Posted: December 7, 2009 in Barbara Gozzi

di Barbara Gozzi

C’è molta luce, silenzio. Cammino e non ci penso. Da fuori so che il sole ladro d’un inverno mutevole, mi terrà. So che non cadrò, ancorandomi a quel cortile. So che nei congedi è il secondo movimento il più feroce, quello che trasfigura, artiglia.

Alle porte del cimitero li ho sentiti. I sussurri di chi non ha più corpi, forme. E ho pensato che anche tu, in fondo, sei così. Resti tra le memorie indelebili che non accettano le modificazioni di stati e gestioni uterine, che rigettano le decomposizioni finché anche chi ricorda se n’è andato. E io sono qui. Ci-sono. Ci-resto.

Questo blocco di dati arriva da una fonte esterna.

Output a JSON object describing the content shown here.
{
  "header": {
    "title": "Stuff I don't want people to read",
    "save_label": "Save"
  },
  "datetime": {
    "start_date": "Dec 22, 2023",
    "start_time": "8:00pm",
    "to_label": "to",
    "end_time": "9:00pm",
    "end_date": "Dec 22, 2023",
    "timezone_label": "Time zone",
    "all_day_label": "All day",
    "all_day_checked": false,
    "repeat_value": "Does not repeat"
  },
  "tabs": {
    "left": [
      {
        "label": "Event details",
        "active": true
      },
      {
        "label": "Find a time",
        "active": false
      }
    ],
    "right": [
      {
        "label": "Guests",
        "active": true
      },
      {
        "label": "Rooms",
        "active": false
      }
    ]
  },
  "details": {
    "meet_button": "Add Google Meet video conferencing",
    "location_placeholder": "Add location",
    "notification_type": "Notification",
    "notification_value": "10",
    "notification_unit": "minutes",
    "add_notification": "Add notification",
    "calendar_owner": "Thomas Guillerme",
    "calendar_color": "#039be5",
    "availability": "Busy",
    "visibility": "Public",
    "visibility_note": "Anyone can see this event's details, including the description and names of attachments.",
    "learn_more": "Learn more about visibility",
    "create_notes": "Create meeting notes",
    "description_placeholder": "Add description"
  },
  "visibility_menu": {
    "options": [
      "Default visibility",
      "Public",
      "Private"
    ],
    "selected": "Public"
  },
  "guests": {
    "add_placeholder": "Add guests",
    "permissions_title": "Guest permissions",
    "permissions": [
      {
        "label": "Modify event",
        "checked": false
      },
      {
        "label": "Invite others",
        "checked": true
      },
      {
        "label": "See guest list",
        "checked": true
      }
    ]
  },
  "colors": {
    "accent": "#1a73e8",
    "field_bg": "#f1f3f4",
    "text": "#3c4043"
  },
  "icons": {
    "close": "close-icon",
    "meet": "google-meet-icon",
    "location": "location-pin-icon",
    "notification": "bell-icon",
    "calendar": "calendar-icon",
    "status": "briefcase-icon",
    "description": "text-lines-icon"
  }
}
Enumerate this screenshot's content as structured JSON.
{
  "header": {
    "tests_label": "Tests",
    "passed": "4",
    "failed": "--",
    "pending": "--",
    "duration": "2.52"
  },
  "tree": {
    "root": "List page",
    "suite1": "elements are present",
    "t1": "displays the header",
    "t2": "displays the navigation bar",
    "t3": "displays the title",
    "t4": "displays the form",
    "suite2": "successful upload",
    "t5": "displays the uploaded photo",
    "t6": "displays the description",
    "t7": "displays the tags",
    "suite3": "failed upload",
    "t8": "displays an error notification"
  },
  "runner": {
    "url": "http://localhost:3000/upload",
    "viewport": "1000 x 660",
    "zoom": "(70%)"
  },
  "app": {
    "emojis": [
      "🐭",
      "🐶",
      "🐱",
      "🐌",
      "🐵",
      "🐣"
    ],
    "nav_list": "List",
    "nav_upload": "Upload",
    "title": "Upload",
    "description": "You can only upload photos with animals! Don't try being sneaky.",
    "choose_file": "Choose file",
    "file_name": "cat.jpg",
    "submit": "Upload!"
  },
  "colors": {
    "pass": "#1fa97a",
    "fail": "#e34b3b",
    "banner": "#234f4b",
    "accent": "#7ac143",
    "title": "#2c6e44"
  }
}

Forse i corpi sono necessari proprio quando smettono di avere una presenza fisica evidente. Come te. Che hai lasciato, ceduto, trasferito, modificato, dimenticato.
Non era niente.

Lasciarti entrare, sentire l’amplificazione schizzata dei tuoi umori, niente.
Dal niente non si costruisce, non si inizia, si seppellisce.
Io ero il tuo niente, tu il mio qualcosa.
Qualcosa che pulsava, graffiava, risucchiava e mi frustava.
E ora taci. Mentre in me si aprono ferite che spurgano.
Ora ignori, e io vomito umori, tenerezze avvelenate, sudori melmosi.
Sparisci e mi stringo budella marce e nervi accartocciati.
Ciao, hai detto. E non hai aspettato che rispondessi.
Ciao, ti ho detto. Ma tu eri già altrove, riassorbito.
Sei e io affogo.

Per quanto ancora mi mancherà il qualcosa che eri essendo io niente? Per quanto ancora questo niente manterrà venature d’un qualcosa capace di fare così tanto bene nel gravoso male che è? Dovrei strapparmi gli strati superficiali della pelle. E con quegli strati estirpare mappature di impronte. Perdere in un colpo solo traiettorie già delineate verso strade sconosciute. Forse così, forse sì, il niente si riallineerebbe con il ‘senso di niente’, con il significato desolante, vuoto, inutile, assurdo, espulsivo dell’essere-niente nel niente che ero, per te.

Ho sentito il freddo nei vecchi mattoni e ho lasciato che quel freddo ammorbidisse carni e ossicini fragili. Ho respirato raggi caldi, l’umido delle foglie stanche, giallastre. E ho memorizzato immagini storte, sfocate, dai colori lontani, irreali. Ho trattenuto muri, cancelli, campanili, strade chiuse e puntini luminosi tra nomi forse dimenticati forse pronunciati. E’ un mondo dis-equilibrato entro un angolo ruotato, quarantacinque gradi almeno. Lì sono rimasta. Lì ti ho detto ciao-ciao. E ora sono stanca. Gli abbandoni sono cannule fini, invisibili, che affondano negli organi vitali e prendono a risucchiarne la polpa morbida, succosa, preziosa. Una carezza, quella che non ho potuto, quella che non è mai esistita, non poteva; una carezza, l’ultima, avrei voluto ricordarla, se mai fosse stata, ciò che doveva. Niente.